Apparently, your friend has much more (nine times more) chances of getting six, but it doesn’t mean you can’t win. Let’s suppose that the reward for one block is $70. You can unite with your friend and find the block together, and divide the gainings in a fair way – you get $10, and his part is $60.
Or you can search for the block on your own, and then you get the whole $70 for yourself for the found block. In the perfect world, it would take ten times more time, than if you cooperate with your friend, but our world isn’t ideal.
The more mining devices you have, the higher chance you have to find the cherished block. The possibility of finding this particular block is only higher when the network difficulty of the cryptocurrency that you are mining is lower.
We rent capacities on Nicehash or MiningRigRentals and direct them at the solo pool. The tactics can be different: you can send 100GH/S for an hour, or you could go for 10GH/S for 10 hours. One decides which one based on his own experience. By the way, the real players take one TH/S or more.
Renting of capacities on Nicehash is also an art, at different times of the day the prices vary, it’s due to Nicehash being a market with sellers on the one side and buyers on another.
Some people put a knowingly low price thinking “it may work” and based on our experience such orders work very often.
Here, while the market price is 0.0085, there are two orders twice cheaper, and please, pay particular attention to the order with INFINITE speed, i.e., someone is ready to rent ANY number of farms for this money.
At Nicehash you can rent capacities for different algorithms: Dagger Hashimoto for cryptocurrencies like ETH and similar, Equihash for ZEC and similar, Scrypt for LTC, SHA 256 for Bitcoin or Bitcoin Cash.
Here, for example, cool guys took 750 GH/S, playing the big game.
Let’s take Ethereum as an example. We go to Whattomine, choose Ethash algorithm, check out the reward for one block – it’s 3 ETH coins. Then we start to increase the hashrate until we find the value at which the calculator shows 3 coins per day.
Currently, this value is ± 17 450MH/S (17.45GH/S).

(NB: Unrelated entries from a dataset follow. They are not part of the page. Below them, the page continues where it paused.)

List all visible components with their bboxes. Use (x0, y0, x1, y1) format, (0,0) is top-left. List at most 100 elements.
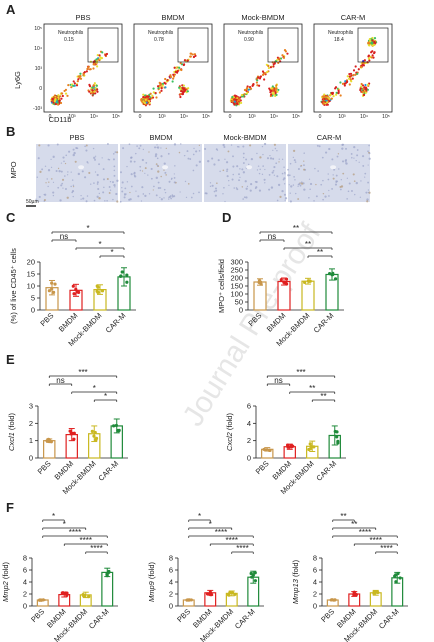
flow-event-dot (93, 63, 96, 66)
flow-event-dot (51, 97, 54, 101)
tissue-nucleus (350, 153, 353, 155)
tissue-nucleus (259, 156, 262, 159)
flow-xtick: 10⁴ (270, 114, 278, 120)
flow-event-dot (182, 84, 186, 87)
x-tick-label: PBS (38, 311, 55, 328)
significance-label: * (93, 384, 96, 393)
tissue-nucleus (245, 158, 248, 161)
flow-event-dot (334, 87, 337, 90)
flow-event-dot (364, 87, 368, 90)
tissue-nucleus (276, 175, 279, 178)
tissue-nucleus (193, 147, 195, 150)
significance-label: **** (359, 528, 371, 537)
tissue-nucleus (84, 176, 87, 179)
tissue-nucleus (126, 181, 129, 183)
histology-title: Mock-BMDM (223, 133, 266, 142)
flow-event-dot (371, 39, 374, 42)
flow-event-dot (100, 57, 104, 60)
tissue-nucleus (96, 173, 99, 177)
flow-event-dot (104, 54, 107, 57)
tissue-nucleus (97, 187, 100, 191)
tissue-nucleus (211, 184, 214, 187)
y-axis-label: Cxcl1 (fold) (7, 413, 16, 451)
neutrophil-gate (87, 27, 119, 63)
tissue-nucleus (139, 169, 142, 172)
data-point (249, 571, 253, 576)
flow-event-dot (178, 66, 181, 69)
flow-xtick: 10³ (338, 114, 346, 120)
flow-event-dot (164, 82, 167, 85)
tissue-nucleus (140, 200, 143, 202)
tissue-nucleus (289, 192, 291, 194)
data-point (120, 270, 124, 274)
flow-event-dot (356, 72, 359, 75)
tissue-nucleus (335, 174, 338, 177)
histology-title: CAR-M (317, 133, 342, 142)
data-point (72, 437, 76, 441)
flow-event-dot (269, 66, 272, 69)
significance-label: ns (268, 232, 276, 241)
flow-event-dot (72, 80, 75, 83)
flow-event-dot (183, 89, 186, 92)
data-point (396, 571, 400, 576)
tissue-nucleus (308, 178, 311, 180)
tissue-nucleus (288, 184, 290, 186)
significance-label: * (198, 512, 201, 521)
data-point (352, 591, 356, 595)
flow-event-dot (326, 101, 329, 104)
tissue-nucleus (44, 165, 47, 167)
tissue-nucleus (279, 195, 282, 198)
tissue-nucleus (367, 164, 369, 166)
bar (43, 440, 56, 459)
flow-dots (140, 52, 197, 107)
tissue-nucleus (71, 179, 74, 181)
tissue-nucleus (47, 144, 50, 147)
data-point (259, 280, 263, 284)
histology-texture (35, 143, 119, 203)
tissue-nucleus (163, 197, 165, 199)
tissue-nucleus (322, 198, 324, 201)
tissue-nucleus (331, 158, 334, 161)
flow-event-dot (237, 98, 240, 102)
tissue-nucleus (284, 197, 288, 200)
tissue-nucleus (338, 168, 340, 170)
tissue-nucleus (232, 173, 234, 176)
tissue-nucleus (114, 151, 117, 153)
panel-letter-e: E (6, 352, 15, 367)
flow-event-dot (147, 99, 151, 103)
flow-event-dot (53, 100, 56, 103)
flow-event-dot (329, 93, 332, 96)
flow-event-dot (361, 63, 364, 66)
tissue-nucleus (328, 147, 331, 151)
significance-label: ** (340, 512, 346, 521)
tissue-nucleus (106, 199, 108, 202)
flow-event-dot (189, 55, 192, 58)
tissue-nucleus (119, 200, 122, 203)
flow-event-dot (324, 102, 327, 105)
flow-xtick: 10⁵ (112, 114, 120, 120)
y-tick-label: 6 (313, 566, 317, 575)
tissue-nucleus (94, 171, 97, 173)
tissue-nucleus (46, 178, 48, 180)
flow-event-dot (73, 82, 76, 85)
tissue-nucleus (359, 196, 362, 198)
significance-label: * (104, 392, 107, 401)
flow-event-dot (160, 87, 163, 90)
flow-xtick: 10³ (68, 114, 76, 120)
flow-event-dot (57, 94, 60, 97)
tissue-nucleus (94, 155, 97, 157)
flow-xtick: 10⁵ (292, 114, 300, 120)
tissue-nucleus (50, 166, 53, 169)
significance-label: *** (78, 368, 87, 377)
vessel (162, 165, 169, 170)
tissue-nucleus (93, 156, 96, 160)
tissue-nucleus (62, 187, 64, 189)
tissue-nucleus (244, 180, 247, 183)
data-point (71, 284, 75, 288)
x-tick-label: BMDM (57, 311, 80, 334)
tissue-nucleus (345, 147, 347, 150)
flow-event-dot (363, 86, 366, 89)
tissue-nucleus (264, 168, 266, 171)
tissue-nucleus (170, 178, 173, 180)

One more time – what does that mean? It means that in a perfect world with such hashing power you would find one block daily (3 ETH coins = $900) Look at the table below, at 17.45 GH/S it shows 3 ETH per day.
As we already mentioned our world is not perfect, here the luck factor starts to play. You can look for 1 block the whole day, and you won’t find it, but it can also happen, that you will find it within the first hour of mining. The luck is usually measured in percent.
Perfect world – 100% luck, less than 100% – you are lucky, more than 100% – you are not.
You can use this Solo Mining Calculator , for a quick estimate of your Solo chances.
It’s like when you win the lottery. In the pool, it’s the number in %, which shows the luck of the pool in its search for the blocks. In a perfect world, the pool would find a new block every time the Luck value hits 100%. If the pool is lucky, blocks are found before 100%, if not – the process can drag on till 900%.
Look at the last blocks on our Ethereum Solo Pool:

For the time the pool was supposed to find one block, it found all 4! And each block is $900, so $2700 are over the estimated value, here you have the pool that is lucky.
You should understand, that if we buy the hashrate for one block at a luck rate of 100% and then we don’t find it, we lose our money. Let’s take a look at Ethereum as an example, if we buy 17.45GH/S for one day, there’s a possibility we don’t find a block, but if we take 174.5 GH/S, then we have a chance to find ten blocks.